Assyria's greatness was reflected by Ashur, but he also reflected the origin and growth of that greatness. The civilization of which he was a product had an agricultural basis. It began with the development of the natural resources of Assyria, as was recognized by the Hebrew prophet, who said: "Behold, the Assyrian was a cedar in Lebanon with fair branches.... The waters made him great, the deep set him up on high with her rivers running round about his plants, and sent out her little rivers unto all the trees of the field. Therefore his height was exalted above all the trees of the field, and his boughs were multiplied, and his branches became long because of the multitude of waters when he shot forth. All the fowls of heaven made their nests in his boughs, and under his branches did all the beasts of the field bring forth their young, and under his shadow dwelt all great nations. Thus was he fair in his greatness, in the length of his branches; for his root was by great waters. The cedars in the garden of God could not hide him: the fir trees were not like his boughs, and the chestnut trees were not like his branches; nor any tree in the garden of God was like unto him in his beauty."

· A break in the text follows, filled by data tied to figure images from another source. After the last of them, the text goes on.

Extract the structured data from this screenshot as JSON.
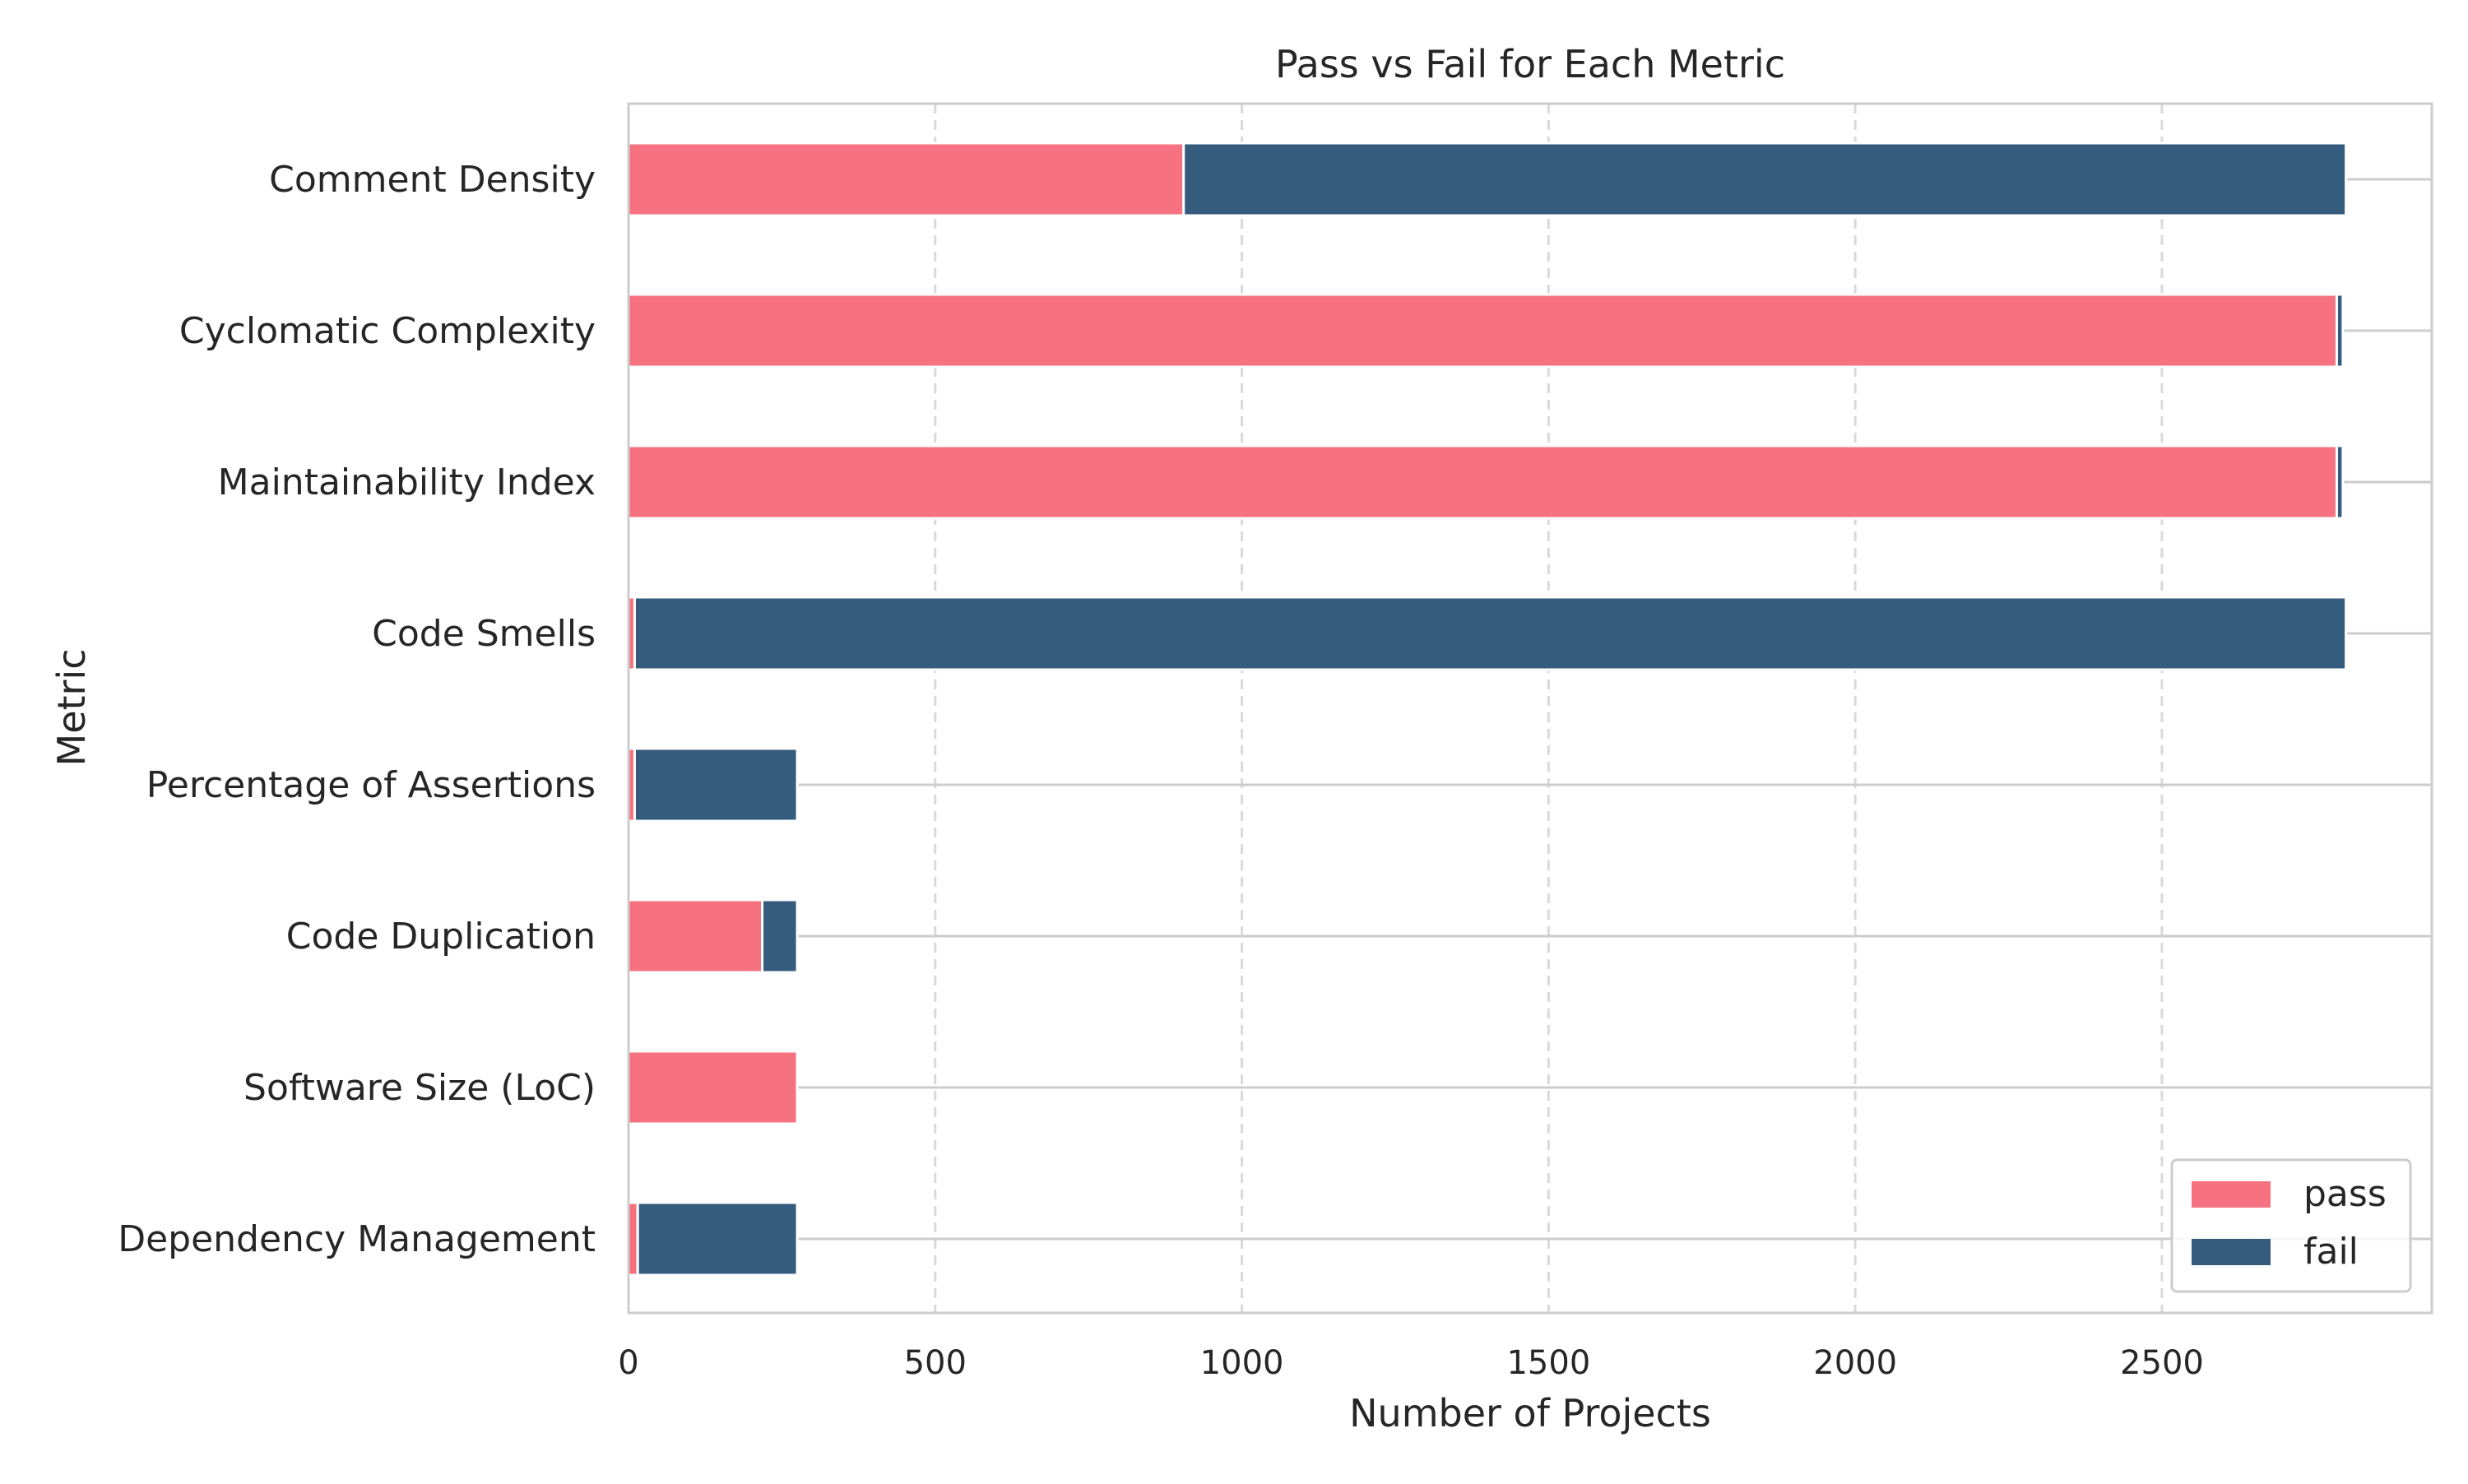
{
  "chart_data": {
    "type": "bar",
    "orientation": "horizontal",
    "stacked": true,
    "title": "Pass vs Fail for Each Metric",
    "xlabel": "Number of Projects",
    "ylabel": "Metric",
    "xlim": [
      0,
      2940
    ],
    "xticks": [
      0,
      500,
      1000,
      1500,
      2000,
      2500
    ],
    "grid": "vertical dashed",
    "legend_position": "bottom-right",
    "categories": [
      "Comment Density",
      "Cyclomatic Complexity",
      "Maintainability Index",
      "Code Smells",
      "Percentage of Assertions",
      "Code Duplication",
      "Software Size (LoC)",
      "Dependency Management"
    ],
    "series": [
      {
        "name": "pass",
        "color": "#f67280",
        "values": [
          905,
          2785,
          2785,
          10,
          10,
          218,
          275,
          15
        ]
      },
      {
        "name": "fail",
        "color": "#355c7d",
        "values": [
          1895,
          10,
          10,
          2790,
          265,
          57,
          0,
          260
        ]
      }
    ]
  }
}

Asshur, the ancient capital, was famous for its merchants. It is referred to in the Bible as one of the cities which traded with Tyre "in all sorts of things, in blue clothes, and broidered work, and in chests of rich apparel, bound with cords, and made of cedar".
As a military power, Assyria's name was dreaded. "Behold," Isaiah said, addressing King Hezekiah, "thou hast heard what the kings of Assyria have done to all lands by destroying them utterly." The same prophet, when foretelling how Israel would suffer, exclaimed: "O Assyrian, the rod of mine anger, and the staff in their hand is mine indignation. I will send him against an hypocritical nation, and against the people of my wrath will I give him a charge, to take the spoil, and to take the prey, and to tread them down like the mire of the streets."